Oligarquias locais e eleições presidenciais
Partidos põem poder dos antigos "mandões" em xeque
VITOR PEIXOTO - VE
Nas eleições de 1989,
houve quem contasse os apoios dos prefeitos aos candidatos às eleições
presidenciais como forma de mensurar o poder de cada qual. Os municípios
brasileiros, principalmente os menores, mais pobres e localizados no
Norte e Nordeste, eram ainda interpretados como locais de fragilidade do
sistema partidário e propício à reprodução dos desmandos dos
"coronéis", tais quais eternizados por Victor Nunes Leal na
obra "Coronelismo, Enxada e Voto". O interior brasileiro foi tomado
pelos analistas políticos como terras férteis para os "mandões"
exercerem seus desígnios sem limites na ausência completa de competição e
dominarem os votos advindos destas localidades, normalmente denominada
por "grotões eleitorais".
O país está prestes a
comemorar três décadas do processo democrático legislativo que culminou
na Constituição de 1988. Podemos pensar que este poder ainda existe?

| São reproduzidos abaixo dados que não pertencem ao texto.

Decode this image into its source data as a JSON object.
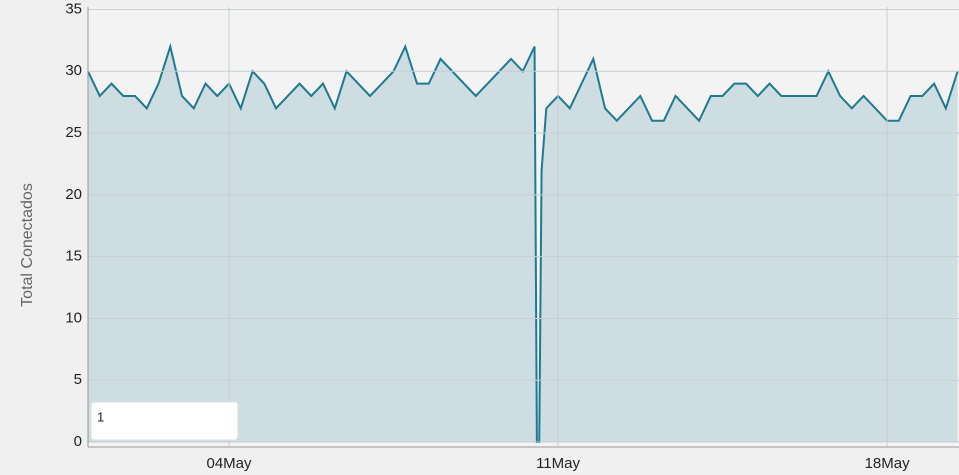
{
  "chart_data": {
    "type": "area",
    "y_label": "Total Conectados",
    "x": [
      1,
      1.25,
      1.5,
      1.75,
      2,
      2.25,
      2.5,
      2.75,
      3,
      3.25,
      3.5,
      3.75,
      4,
      4.25,
      4.5,
      4.75,
      5,
      5.25,
      5.5,
      5.75,
      6,
      6.25,
      6.5,
      6.75,
      7,
      7.25,
      7.5,
      7.75,
      8,
      8.25,
      8.5,
      8.75,
      9,
      9.25,
      9.5,
      9.75,
      10,
      10.25,
      10.5,
      10.55,
      10.6,
      10.65,
      10.75,
      11,
      11.25,
      11.5,
      11.75,
      12,
      12.25,
      12.5,
      12.75,
      13,
      13.25,
      13.5,
      13.75,
      14,
      14.25,
      14.5,
      14.75,
      15,
      15.25,
      15.5,
      15.75,
      16,
      16.25,
      16.5,
      16.75,
      17,
      17.25,
      17.5,
      17.75,
      18,
      18.25,
      18.5,
      18.75,
      19,
      19.25,
      19.5
    ],
    "series": [
      {
        "name": "Total Conectados",
        "color": "#1f7a91",
        "values": [
          30,
          28,
          29,
          28,
          28,
          27,
          29,
          32,
          28,
          27,
          29,
          28,
          29,
          27,
          30,
          29,
          27,
          28,
          29,
          28,
          29,
          27,
          30,
          29,
          28,
          29,
          30,
          32,
          29,
          29,
          31,
          30,
          29,
          28,
          29,
          30,
          31,
          30,
          32,
          0,
          0,
          22,
          27,
          28,
          27,
          29,
          31,
          27,
          26,
          27,
          28,
          26,
          26,
          28,
          27,
          26,
          28,
          28,
          29,
          29,
          28,
          29,
          28,
          28,
          28,
          28,
          30,
          28,
          27,
          28,
          27,
          26,
          26,
          28,
          28,
          29,
          27,
          30
        ]
      }
    ],
    "xlim": [
      1,
      19.53
    ],
    "xticks": [
      {
        "value": 4,
        "label": "04May"
      },
      {
        "value": 11,
        "label": "11May"
      },
      {
        "value": 18,
        "label": "18May"
      }
    ],
    "ylim": [
      -0.4,
      35.2
    ],
    "yticks": [
      0,
      5,
      10,
      15,
      20,
      25,
      30,
      35
    ],
    "grid": true,
    "input_value": "1"
  }
}
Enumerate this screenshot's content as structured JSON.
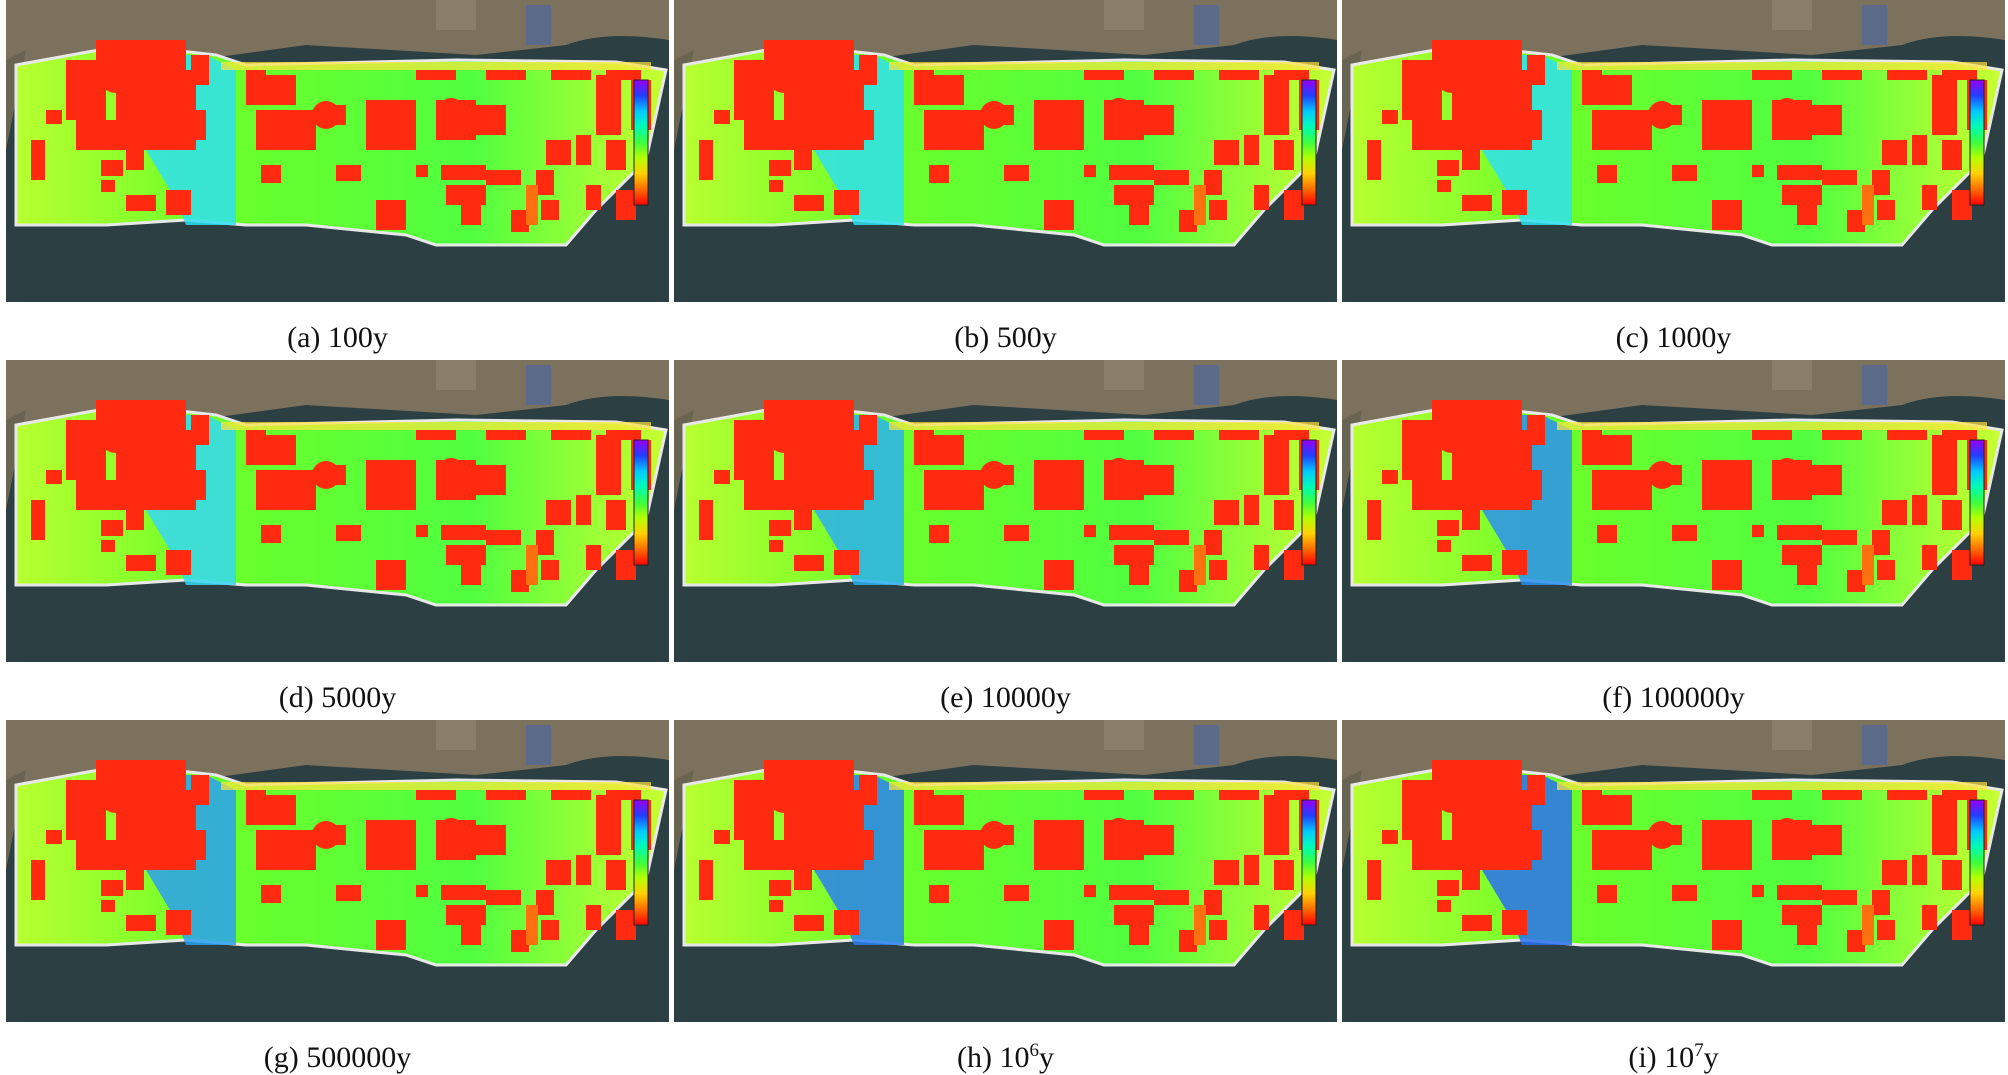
{
  "panels": [
    {
      "letter": "(a)",
      "base": "100",
      "exp": "",
      "suffix": "y"
    },
    {
      "letter": "(b)",
      "base": "500",
      "exp": "",
      "suffix": "y"
    },
    {
      "letter": "(c)",
      "base": "1000",
      "exp": "",
      "suffix": "y"
    },
    {
      "letter": "(d)",
      "base": "5000",
      "exp": "",
      "suffix": "y"
    },
    {
      "letter": "(e)",
      "base": "10000",
      "exp": "",
      "suffix": "y"
    },
    {
      "letter": "(f)",
      "base": "100000",
      "exp": "",
      "suffix": "y"
    },
    {
      "letter": "(g)",
      "base": "500000",
      "exp": "",
      "suffix": "y"
    },
    {
      "letter": "(h)",
      "base": "10",
      "exp": "6",
      "suffix": "y"
    },
    {
      "letter": "(i)",
      "base": "10",
      "exp": "7",
      "suffix": "y"
    }
  ],
  "legend_colors": [
    "#ff0000",
    "#ff6a00",
    "#ffd000",
    "#b4ff00",
    "#3cff3c",
    "#00ffb4",
    "#00c8ff",
    "#2040ff",
    "#9a00ff"
  ],
  "map_colors": {
    "sea": "#2c3f43",
    "land": "#7c715c",
    "buildings": "#ff2a10",
    "ground": "#55ff30",
    "channel": "#2ee0f0",
    "warm": "#ffe63c"
  }
}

Qual seria a influência dos prefeitos nas eleições presidenciais? Na
perspectiva histórica, 30 anos podem parecer um período relativamente
curto. Entretanto, intensas transformações marcaram profundamente as
estruturas sociais, políticas e econômicas brasileiras. A
descentralização político-administrativa, sem sombra de dúvidas, é uma
das principais marcas desse período. O incremento da autonomia das
unidades locais foi seguido de uma intensa e abrupta criação de unidades
administrativas municipais. Entre 1988 e 2001, foram criados nada menos
do que 1.439 novos municípios - ou aproximadamente duas unidades a cada
semana!
Se por um lado, a
criação de municípios causa preocupação dadas as dificuldades de
sustentabilidade econômico-fiscal, por outro, é inegável que aumentou a
representatividade do sistema político no nível local. Este último ponto
pode parecer um tanto duvidoso. No entanto, caso se leve em conta que o
aumento do número de vereadores tornou cidadãos de longínquas
localidades mais próximos de seus representantes, salta aos olhos o
argumento tão propalado pela literatura que defende esta proximidade
como uma forma de incrementar os sistemas de controle (accountability).
Outro aspecto positivo
diz respeito exatamente à "desoligarquização" dos sistemas políticos
locais, posto que a competição eleitoral aumenta gradativamente por todo
o território brasileiro. A perda do monopólio do poder municipal é
sentida em todas as regiões do país, assim como em municípios de todos
os tamanhos. Ainda que se possa afirmar que a simples multiplicação de
partidos não significa necessariamente a diversos grupos competindo,
dado que um ou poucos grupos podem dominar as diferentes legendas (e
isto realmente ocorre com certa frequência), não se pode negligenciar
que a existência de instituições partidárias formais influenciam
sobremaneira na estabilidade dos acordos entre as lideranças. Dito de
outra forma, é fato que um político local pode controlar vários
partidos, mas o seu domínio estará muito mais suscetível a defecções em
sistemas que haja saídas institucionais para os que não cooperarem.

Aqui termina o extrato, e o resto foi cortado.